Era mais fácil fazer isso do que me desafiar. Do que questionar porque eu pensei e senti do jeito que eu fiz. Por que ou como fui condicionada a fazer isso? Para fazer o trabalho do self real é muitas vezes feia e dolorosa e não como IG amigável como self care ou um #. Mas ir a eventos co-working, eventos de intercâmbio de idiomas e outros passeios sociais aqui foi vital para o meu processo. Eu tive que fazer tentativas genuínas para sair de qualquer mundo que eu estava começando a criar aqui. Eu consegui conhecer algumas pessoas maravilhosas ao longo do caminho. Pessoas de todo o mundo. Amigos ao longo da vida? Provavelmente não. Mas talvez isso seja um objetivo muito alto. É claro que todos nós estamos desesperados por conexões genuínas com pessoas que nos pegam, mas às vezes as pessoas servem a um propósito específico por um tempo específico em nossas vidas e então elas desaparecem. E nós fazemos o mesmo por eles.

Não quero me referir a eles como grupos de expatriados, pois não são grupos formais. Eles são um pouco agrupamentos de pessoas que por acaso estão aqui de outro lugar. Muitos de nós, descobri, estavam na verdade correndo de algo em vez de correr para alguma coisa. É uma distinção sutil mas importante. Muitas vezes reflete como você está resolvido com quem você é. Um tem um destino.
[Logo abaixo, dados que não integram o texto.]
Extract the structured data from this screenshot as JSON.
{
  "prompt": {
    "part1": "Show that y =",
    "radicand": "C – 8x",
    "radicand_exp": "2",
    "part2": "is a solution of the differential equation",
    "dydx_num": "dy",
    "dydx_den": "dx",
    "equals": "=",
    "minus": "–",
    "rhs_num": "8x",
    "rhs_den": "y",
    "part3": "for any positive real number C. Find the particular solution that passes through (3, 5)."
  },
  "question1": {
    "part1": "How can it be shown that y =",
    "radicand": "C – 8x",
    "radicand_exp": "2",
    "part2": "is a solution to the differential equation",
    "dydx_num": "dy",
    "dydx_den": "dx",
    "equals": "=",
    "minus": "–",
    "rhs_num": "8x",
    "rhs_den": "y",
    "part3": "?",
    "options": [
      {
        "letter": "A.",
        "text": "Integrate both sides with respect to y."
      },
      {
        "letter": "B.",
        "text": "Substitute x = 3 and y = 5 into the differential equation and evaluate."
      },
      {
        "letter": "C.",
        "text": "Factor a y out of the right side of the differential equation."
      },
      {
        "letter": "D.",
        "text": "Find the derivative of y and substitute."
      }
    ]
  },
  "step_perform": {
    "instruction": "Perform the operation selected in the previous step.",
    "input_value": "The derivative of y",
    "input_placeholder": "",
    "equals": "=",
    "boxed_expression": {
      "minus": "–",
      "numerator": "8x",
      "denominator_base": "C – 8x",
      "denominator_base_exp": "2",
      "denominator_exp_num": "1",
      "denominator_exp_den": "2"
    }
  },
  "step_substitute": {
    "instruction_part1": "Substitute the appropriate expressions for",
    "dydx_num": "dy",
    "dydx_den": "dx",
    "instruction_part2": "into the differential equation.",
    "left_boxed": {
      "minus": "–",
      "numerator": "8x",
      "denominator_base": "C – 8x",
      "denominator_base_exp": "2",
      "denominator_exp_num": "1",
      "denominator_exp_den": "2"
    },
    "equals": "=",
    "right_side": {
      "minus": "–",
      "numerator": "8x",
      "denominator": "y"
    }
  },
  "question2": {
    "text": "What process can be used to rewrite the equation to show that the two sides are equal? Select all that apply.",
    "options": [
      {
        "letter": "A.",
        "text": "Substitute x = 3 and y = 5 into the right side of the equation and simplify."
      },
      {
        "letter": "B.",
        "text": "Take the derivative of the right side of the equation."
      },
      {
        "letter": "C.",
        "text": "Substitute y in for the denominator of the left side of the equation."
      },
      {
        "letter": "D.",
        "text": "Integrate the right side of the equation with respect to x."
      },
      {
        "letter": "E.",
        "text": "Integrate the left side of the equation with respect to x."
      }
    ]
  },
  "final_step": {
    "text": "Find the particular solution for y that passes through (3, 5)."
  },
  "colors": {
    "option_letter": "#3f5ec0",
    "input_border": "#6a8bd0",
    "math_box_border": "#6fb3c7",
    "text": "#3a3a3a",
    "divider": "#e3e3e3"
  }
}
Com o passar do tempo, muitos de nós simplesmente se desvaneceram um do outro. A maioria de nós estava ansiosa para conhecer e se misturar e, às vezes, quando nos conhecíamos, alguns de nós perceberam que não tínhamos muito em comum além de apenas ser expatriados. Alguns de nós percebemos que também não gostamos muito um do outro. O que é triste quando está acontecendo. Quando você está tão ansioso, cada pequena coisa pode afetá-lo de uma maneira grande. Mas em retrospecto, tudo bem. Isso significa que nós tentamos. Que nós temos a coragem de sair de casa, em vez de ficarmos presos em um show no Netflix que nunca teríamos visto antes. Que nós éramos corajosos o suficiente para nos colocarmos lá fora. Muitos de nós simplesmente se acomodam em nossas vidas aqui. Alguns conseguem um namorado ou namorada. Alguns voltam para seus países ou para outro país.

É um processo constante, claro. Enquanto minha namorada é originalmente daqui, ela estudou e trabalhou na Alemanha. Eu só tenho uma outra amiga espanhola e ela é de Madri, mas estudou nos EUA. Há um cara que eu conheci no avião há quase um ano e estamos tentando nos conectar há algum tempo. Eu e algumas pessoas da escola de espanhol que eu frequentava prometi ficar quando nos víamos na festa de Natal. E há uma pitada de outros que vejo ocasionalmente do Japão, Islândia, Guiné Equatorial, França, Itália, Eslovênia, Venezuela e muito mais. E às vezes, dessa mistura, algumas coisas se agitam e outras se sacodem. Com meus amigos de Madri e Paris, realizamos jantares semanais nos lugares um do outro e convidamos um convidado. Isso resultou de uma festa de despedida para nosso amigo em comum que estava voltando para a Irlanda.

Eu também me sinto bem com três dos jogadores americanos de basquete profissional aqui e nós começamos recentemente a ter jantares de domingo em minha casa. E no último domingo eu levei 8 pessoas para o jogo. Foi muito trabalho. Especialmente porque a maioria deles não se conhecia bem. Mas para todos nós, nos esforçamos, dividimos um espaço juntos, rimos, compartilhamos histórias, comemos, bebemos, assistimos à vitória da equipe feminina.

Nós todos queremos comer a fruta. Mas mesmo antes de plantar a semente, temos que preparar a terra. E depois de plantar temos que trabalhar a terra. E espere. Às vezes, nada cresce. Às vezes morre. Às vezes não tem bom gosto. Mas sem todo o trabalho que nunca comeríamos.